When Carlson asked Trump how he’d learned about the supposed wiretapping, Trump offered a baffling, almost information-free response, saying he found out by “reading about things.”
Carlson asked why, as president, Trump did not simply call intelligence officials to verify the claim.
“I don’t want to do anything that’s going to violate any strength of an agency,” Trump replied.
“You can’t back up what you say,” Carlson told Trump.
“I have my own form of media,” the president replied. “So if I tweet two or three or four or five times a day, and if most of them are good, and I really want them all to be good, but if I make one mistake in a month — this one I don’t think is going to prove to be a mistake at all.”
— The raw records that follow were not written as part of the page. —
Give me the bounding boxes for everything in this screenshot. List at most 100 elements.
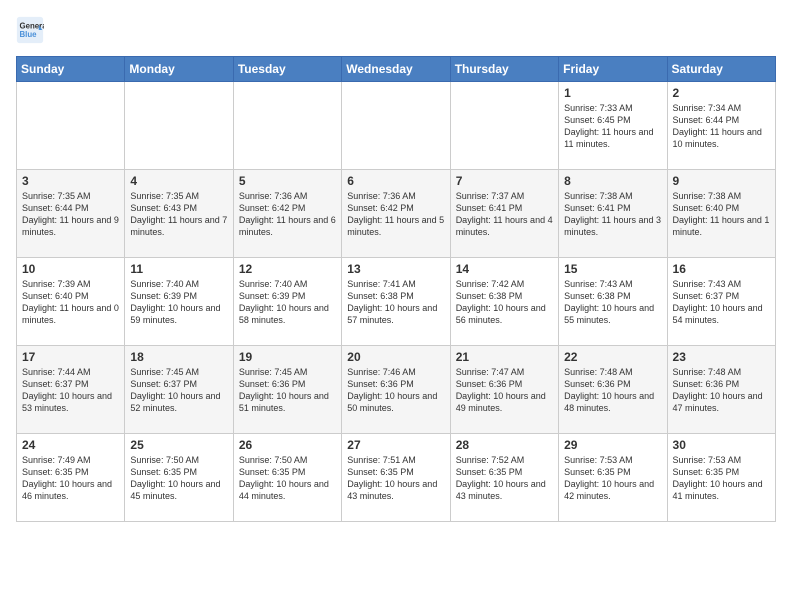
day-number: 2 xyxy=(673,86,770,100)
day-cell: 19Sunrise: 7:45 AM Sunset: 6:36 PM Dayli… xyxy=(233,346,341,434)
day-cell: 14 Sunrise: 7:42 AM Sunset: 6:38 PM Dayli… xyxy=(450,258,558,346)
day-info: Sunrise: 7:36 AM Sunset: 6:42 PM Dayligh… xyxy=(347,190,444,239)
day-cell: 7 Sunrise: 7:37 AM Sunset: 6:41 PM Daylig… xyxy=(450,170,558,258)
day-number: 11 xyxy=(130,262,227,276)
logo-icon: General Blue xyxy=(16,16,44,44)
day-info: Sunrise: 7:37 AM Sunset: 6:41 PM Dayligh… xyxy=(456,190,553,239)
day-number: 4 xyxy=(130,174,227,188)
day-info: Sunrise: 7:48 AM Sunset: 6:36 PM Dayligh… xyxy=(673,366,770,415)
day-info: Sunrise: 7:38 AM Sunset: 6:40 PM Dayligh… xyxy=(673,190,770,239)
day-number: 16 xyxy=(673,262,770,276)
day-cell: 29 Sunrise: 7:53 AM Sunset: 6:35 PM Dayli… xyxy=(559,434,667,522)
day-info: Sunrise: 7:43 AM Sunset: 6:38 PM Dayligh… xyxy=(564,278,661,327)
svg-text:Blue: Blue xyxy=(20,30,38,39)
day-number: 3 xyxy=(22,174,119,188)
col-header-wednesday: Wednesday xyxy=(342,57,450,82)
col-header-tuesday: Tuesday xyxy=(233,57,341,82)
day-number: 17 xyxy=(22,350,119,364)
header-row: SundayMondayTuesdayWednesdayThursdayFrid… xyxy=(17,57,776,82)
day-cell: 9 Sunrise: 7:38 AM Sunset: 6:40 PM Daylig… xyxy=(667,170,775,258)
day-cell: 4 Sunrise: 7:35 AM Sunset: 6:43 PM Daylig… xyxy=(125,170,233,258)
day-cell: 6 Sunrise: 7:36 AM Sunset: 6:42 PM Daylig… xyxy=(342,170,450,258)
day-number: 20 xyxy=(347,350,444,364)
week-row-2: 3 Sunrise: 7:35 AM Sunset: 6:44 PM Daylig… xyxy=(17,170,776,258)
day-info: Sunrise: 7:46 AM Sunset: 6:36 PM Dayligh… xyxy=(347,366,444,415)
col-header-saturday: Saturday xyxy=(667,57,775,82)
day-info: Sunrise: 7:41 AM Sunset: 6:38 PM Dayligh… xyxy=(347,278,444,327)
day-cell xyxy=(17,82,125,170)
day-info: Sunrise: 7:42 AM Sunset: 6:38 PM Dayligh… xyxy=(456,278,553,327)
day-cell xyxy=(233,82,341,170)
day-cell: 26 Sunrise: 7:50 AM Sunset: 6:35 PM Dayli… xyxy=(233,434,341,522)
day-cell: 20 Sunrise: 7:46 AM Sunset: 6:36 PM Dayli… xyxy=(342,346,450,434)
day-number: 6 xyxy=(347,174,444,188)
day-cell: 1Sunrise: 7:33 AM Sunset: 6:45 PM Daylig… xyxy=(559,82,667,170)
day-info: Sunrise: 7:53 AM Sunset: 6:35 PM Dayligh… xyxy=(564,454,661,503)
day-info: Sunrise: 7:39 AM Sunset: 6:40 PM Dayligh… xyxy=(22,278,119,327)
day-info: Sunrise: 7:50 AM Sunset: 6:35 PM Dayligh… xyxy=(130,454,227,503)
day-cell: 28 Sunrise: 7:52 AM Sunset: 6:35 PM Dayli… xyxy=(450,434,558,522)
week-row-5: 24 Sunrise: 7:49 AM Sunset: 6:35 PM Dayli… xyxy=(17,434,776,522)
day-info: Sunrise: 7:45 AM Sunset: 6:37 PM Dayligh… xyxy=(130,366,227,415)
week-row-3: 10 Sunrise: 7:39 AM Sunset: 6:40 PM Dayli… xyxy=(17,258,776,346)
day-cell: 18 Sunrise: 7:45 AM Sunset: 6:37 PM Dayli… xyxy=(125,346,233,434)
day-number: 18 xyxy=(130,350,227,364)
day-number: 10 xyxy=(22,262,119,276)
day-info: Sunrise: 7:40 AM Sunset: 6:39 PM Dayligh… xyxy=(130,278,227,327)
day-number: 22 xyxy=(564,350,661,364)
day-number: 24 xyxy=(22,438,119,452)
day-number: 1 xyxy=(564,86,661,100)
day-info: Sunrise: 7:47 AM Sunset: 6:36 PM Dayligh… xyxy=(456,366,553,415)
day-cell: 2 Sunrise: 7:34 AM Sunset: 6:44 PM Daylig… xyxy=(667,82,775,170)
day-cell: 12 Sunrise: 7:40 AM Sunset: 6:39 PM Dayli… xyxy=(233,258,341,346)
day-number: 26 xyxy=(239,438,336,452)
day-cell xyxy=(342,82,450,170)
day-cell: 11 Sunrise: 7:40 AM Sunset: 6:39 PM Dayli… xyxy=(125,258,233,346)
day-cell: 25Sunrise: 7:50 AM Sunset: 6:35 PM Dayli… xyxy=(125,434,233,522)
day-info: Sunrise: 7:44 AM Sunset: 6:37 PM Dayligh… xyxy=(22,366,119,415)
day-cell: 27Sunrise: 7:51 AM Sunset: 6:35 PM Dayli… xyxy=(342,434,450,522)
day-cell: 22Sunrise: 7:48 AM Sunset: 6:36 PM Dayli… xyxy=(559,346,667,434)
day-cell: 10 Sunrise: 7:39 AM Sunset: 6:40 PM Dayli… xyxy=(17,258,125,346)
day-info: Sunrise: 7:43 AM Sunset: 6:37 PM Dayligh… xyxy=(673,278,770,327)
day-cell xyxy=(125,82,233,170)
day-cell: 8Sunrise: 7:38 AM Sunset: 6:41 PM Daylig… xyxy=(559,170,667,258)
calendar-table: SundayMondayTuesdayWednesdayThursdayFrid… xyxy=(16,56,776,522)
page-header: General Blue xyxy=(16,16,776,44)
day-number: 14 xyxy=(456,262,553,276)
week-row-4: 17 Sunrise: 7:44 AM Sunset: 6:37 PM Dayli… xyxy=(17,346,776,434)
day-number: 21 xyxy=(456,350,553,364)
day-cell: 5Sunrise: 7:36 AM Sunset: 6:42 PM Daylig… xyxy=(233,170,341,258)
col-header-sunday: Sunday xyxy=(17,57,125,82)
col-header-monday: Monday xyxy=(125,57,233,82)
day-info: Sunrise: 7:50 AM Sunset: 6:35 PM Dayligh… xyxy=(239,454,336,503)
day-info: Sunrise: 7:34 AM Sunset: 6:44 PM Dayligh… xyxy=(673,102,770,151)
day-cell: 3 Sunrise: 7:35 AM Sunset: 6:44 PM Daylig… xyxy=(17,170,125,258)
day-info: Sunrise: 7:35 AM Sunset: 6:43 PM Dayligh… xyxy=(130,190,227,239)
day-cell: 21 Sunrise: 7:47 AM Sunset: 6:36 PM Dayli… xyxy=(450,346,558,434)
day-cell: 17 Sunrise: 7:44 AM Sunset: 6:37 PM Dayli… xyxy=(17,346,125,434)
day-cell: 16 Sunrise: 7:43 AM Sunset: 6:37 PM Dayli… xyxy=(667,258,775,346)
day-cell: 24 Sunrise: 7:49 AM Sunset: 6:35 PM Dayli… xyxy=(17,434,125,522)
day-info: Sunrise: 7:45 AM Sunset: 6:36 PM Dayligh… xyxy=(239,366,336,415)
day-number: 23 xyxy=(673,350,770,364)
day-number: 5 xyxy=(239,174,336,188)
day-number: 12 xyxy=(239,262,336,276)
day-info: Sunrise: 7:40 AM Sunset: 6:39 PM Dayligh… xyxy=(239,278,336,327)
logo: General Blue xyxy=(16,16,48,44)
col-header-thursday: Thursday xyxy=(450,57,558,82)
day-number: 28 xyxy=(456,438,553,452)
day-number: 30 xyxy=(673,438,770,452)
day-info: Sunrise: 7:49 AM Sunset: 6:35 PM Dayligh… xyxy=(22,454,119,503)
day-cell: 30Sunrise: 7:53 AM Sunset: 6:35 PM Dayli… xyxy=(667,434,775,522)
day-number: 29 xyxy=(564,438,661,452)
day-number: 7 xyxy=(456,174,553,188)
day-cell: 13 Sunrise: 7:41 AM Sunset: 6:38 PM Dayli… xyxy=(342,258,450,346)
day-number: 9 xyxy=(673,174,770,188)
day-info: Sunrise: 7:35 AM Sunset: 6:44 PM Dayligh… xyxy=(22,190,119,239)
day-info: Sunrise: 7:52 AM Sunset: 6:35 PM Dayligh… xyxy=(456,454,553,503)
week-row-1: 1Sunrise: 7:33 AM Sunset: 6:45 PM Daylig… xyxy=(17,82,776,170)
day-number: 13 xyxy=(347,262,444,276)
day-cell: 23 Sunrise: 7:48 AM Sunset: 6:36 PM Dayli… xyxy=(667,346,775,434)
day-info: Sunrise: 7:38 AM Sunset: 6:41 PM Dayligh… xyxy=(564,190,661,239)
Trump also said in the interview that “maybe I wouldn’t be here if it wasn’t for Twitter, because I get such a fake press, such a dishonest press.”
Since March 4, when Trump first made the claim, his administration has relied on specious and increasingly outlandish arguments to support the unfounded accusation.
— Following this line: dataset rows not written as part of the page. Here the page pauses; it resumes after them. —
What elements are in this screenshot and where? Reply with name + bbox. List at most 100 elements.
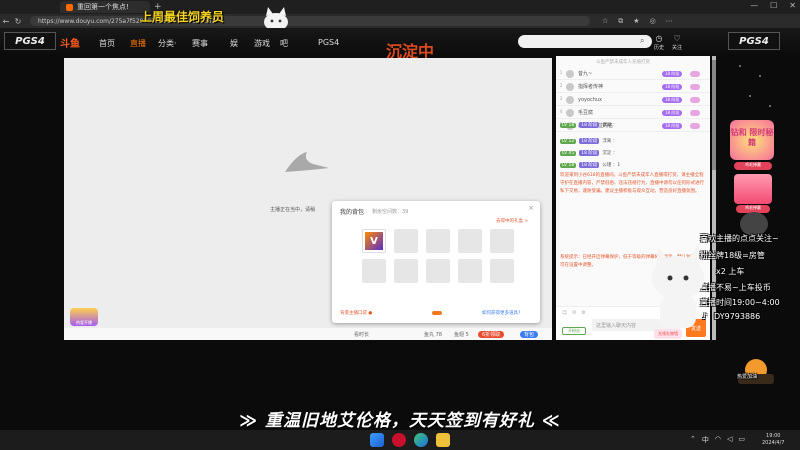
nav-match[interactable]: 赛事 <box>192 38 208 49</box>
tray-chevron-icon[interactable]: ⌃ <box>690 435 696 445</box>
backpack-slot[interactable] <box>426 229 450 253</box>
profile-icon[interactable]: ◎ <box>650 17 656 26</box>
chat-placeholder: 这里输入聊天内容 <box>596 322 637 329</box>
watch-time[interactable]: 看时长 <box>354 331 369 338</box>
file-explorer-icon[interactable] <box>436 433 450 447</box>
backpack-button[interactable]: 背包 <box>520 331 539 338</box>
game-badge-label: 热爱加油 <box>737 374 758 380</box>
chat-message[interactable]: LV 12 18 阶段 浮离 ： <box>560 136 708 146</box>
promo-card-gift[interactable] <box>734 174 772 204</box>
nav-pgs[interactable]: PGS4 <box>318 38 339 47</box>
fan-badge: 18 阶段 <box>662 83 683 90</box>
douyu-logo[interactable]: 斗鱼 <box>60 35 80 50</box>
search-icon[interactable]: ⌕ <box>640 36 644 46</box>
nav-live[interactable]: 直播 <box>130 38 146 49</box>
settings-icon[interactable]: ⚙ <box>581 310 585 316</box>
stream-slogan: ≫ 重温旧地艾伦格，天天签到有好礼 ≪ <box>239 411 561 431</box>
backpack-slot[interactable] <box>362 259 386 283</box>
edge-browser-icon[interactable] <box>414 433 428 447</box>
windows-start-icon[interactable] <box>370 433 384 447</box>
nav-game[interactable]: 游戏 <box>254 38 270 49</box>
discount-button[interactable]: 6折领取 <box>478 331 505 338</box>
nav-bar[interactable]: 吧 <box>280 38 288 49</box>
nav-home[interactable]: 首页 <box>99 38 115 49</box>
chat-message[interactable]: LV 18 18 阶段 偶骊 ： <box>560 120 708 130</box>
menu-icon[interactable]: ⋯ <box>666 17 673 26</box>
fan-button[interactable]: 开粉丝 <box>562 327 586 335</box>
rank-row[interactable]: 1 昔九~ 18 阶段 <box>556 68 710 80</box>
close-icon[interactable]: × <box>528 204 534 212</box>
back-icon[interactable]: ← <box>0 17 12 26</box>
chat-message[interactable]: LV 18 18 阶段 公瑾 ：1 <box>560 160 708 170</box>
app-icon[interactable] <box>392 433 406 447</box>
star-icon[interactable]: ☆ <box>602 17 608 26</box>
rank-num: 4 <box>559 110 563 115</box>
fishfin-count[interactable]: 鱼翅 5 <box>454 331 469 338</box>
refresh-icon[interactable]: ↻ <box>12 17 24 26</box>
history-button[interactable]: ◷ 历史 <box>654 34 664 51</box>
rank-num: 2 <box>559 84 563 89</box>
backpack-slot[interactable] <box>458 259 482 283</box>
game-badge-icon <box>738 359 774 384</box>
site-search-input[interactable] <box>518 35 652 48</box>
backpack-slot[interactable] <box>458 229 482 253</box>
gift-small-icon[interactable]: ✉ <box>572 310 576 316</box>
fan-badge: 18 阶段 <box>579 138 600 144</box>
rank-num: 3 <box>559 97 563 102</box>
cat-mascot-icon <box>652 246 704 328</box>
emoji-icon[interactable]: ☺ <box>562 310 567 316</box>
close-window-button[interactable]: ✕ <box>789 1 796 10</box>
chat-scroll-thumb[interactable] <box>712 60 716 170</box>
backpack-item-card[interactable]: V <box>362 229 386 253</box>
chat-text: 偶骊 ： <box>602 123 618 128</box>
browser-tab[interactable]: 重回第一个焦点! <box>60 1 150 13</box>
taskbar-clock[interactable]: 19:00 2024/4/7 <box>762 433 784 447</box>
backpack-slot[interactable] <box>394 229 418 253</box>
rank-name: 指挥者传神 <box>578 84 604 90</box>
backpack-slot[interactable] <box>490 259 514 283</box>
pgs-logo-right: PGS4 <box>728 32 780 50</box>
nav-yule[interactable]: 娱 <box>230 38 238 49</box>
follow-button[interactable]: ♡ 关注 <box>672 34 682 51</box>
chat-message[interactable]: LV 45 18 阶段 沉淀 ： <box>560 148 708 158</box>
level-badge: LV 12 <box>560 138 577 144</box>
anchor-badge[interactable]: 热爱开播 <box>70 308 98 326</box>
maximize-button[interactable]: ☐ <box>770 1 777 10</box>
level-badge: LV 45 <box>560 150 577 156</box>
backpack-slot[interactable] <box>394 259 418 283</box>
particle-decoration-icon <box>739 65 771 107</box>
minimize-button[interactable]: — <box>750 1 758 10</box>
url-input[interactable]: https://www.douyu.com/275a7f5295938a8ee1… <box>30 16 590 26</box>
rank-title: 斗鱼严禁未成年人充值打赏 <box>596 60 650 65</box>
battery-icon[interactable]: ▭ <box>738 435 745 445</box>
backpack-page-indicator[interactable] <box>432 311 442 315</box>
wifi-icon[interactable]: ◠ <box>715 435 721 445</box>
promo-card-event-footer[interactable]: 鸡毛掸赢 <box>734 162 772 170</box>
douyu-shark-loading-icon <box>285 152 329 172</box>
rank-name: 毛豆腐 <box>578 110 594 116</box>
follow-label: 关注 <box>672 45 683 51</box>
fishball-count[interactable]: 鱼丸 78 <box>424 331 442 338</box>
fan-badge: 18 阶段 <box>579 162 600 168</box>
rank-name: 昔九~ <box>578 71 593 77</box>
input-language[interactable]: 中 <box>702 435 709 445</box>
backpack-slot[interactable] <box>426 259 450 283</box>
volume-icon[interactable]: ◁ <box>727 435 732 445</box>
promo-card-event[interactable]: 钻和 限时秘籍 <box>730 120 774 160</box>
nav-category[interactable]: 分类· <box>158 38 177 49</box>
extensions-icon[interactable]: ⧉ <box>618 17 623 26</box>
fan-badge: 18 阶段 <box>662 109 683 116</box>
rank-row[interactable]: 2 指挥者传神 18 阶段 <box>556 81 710 93</box>
rank-name: yoyochux <box>578 96 603 103</box>
favorites-icon[interactable]: ★ <box>633 17 639 26</box>
backpack-help-link[interactable]: 如何获得更多道具? <box>482 310 520 316</box>
v-card-icon: V <box>365 232 383 250</box>
backpack-gift-link[interactable]: 去得中的礼盒 > <box>496 218 528 224</box>
rank-row[interactable]: 4 毛豆腐 18 阶段 <box>556 107 710 119</box>
stream-overlay-banner: 上周最佳饲养员 <box>140 10 225 24</box>
rank-row[interactable]: 3 yoyochux 18 阶段 <box>556 94 710 106</box>
backpack-footer-left[interactable]: 背景主播口袋 ● <box>340 310 372 316</box>
browser-tab-strip: 重回第一个焦点! + — ☐ ✕ <box>0 0 800 14</box>
backpack-slot[interactable] <box>490 229 514 253</box>
chat-text: 沉淀 ： <box>602 151 618 156</box>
Similar to a defense put forth by White House press secretary Sean Spicer, Trump argued on Wednesday that his tweets did not necessarily refer to wiretapping, because he put the phrase “wire tapping” in quotation marks. He said he meant there had been surveillance in a broader sense, even though he specifically mentioned Obama and wiretapping in several tweets.
“Those words were in quotes. That really covers — because wiretapping is pretty old-fashioned stuff,” Trump said. “But that really covers surveillance and many other things.”
Earlier this week, Trump counselor Kellyanne Conway similarly suggested that Trump had been talking about “surveilling generally,” even claiming that one such surveillance method involved “microwaves that turn into cameras.” She later clarified that she did not mean those methods were used for Trump, and admitted she did not have any evidence for his claim.
On March 6, Conway claimed that Trump, as president, had additional “information and intelligence” to back up his claim.
“He’s the president of the United States,” she said. “He has information and intelligence that the rest of us do not, and that’s the way it should be.”
There have been no definitive reports indicating that Obama authorized surveillance on Trump’s campaign. Obama himself and several top intelligence officials have denied the accusation.
On Wednesday, the House intelligence committee, chaired by Trump ally Rep. Devin Nunes (R-Calif.), announced that it had no evidence to support the president’s claim.
But Trump said White House officials would be “submitting things before the committee very soon,” insisting that “we have some very good stuff.”
“It’s right now before the committee, and I think I want to leave it,” he said. “I have a lot of confidence in the committee.”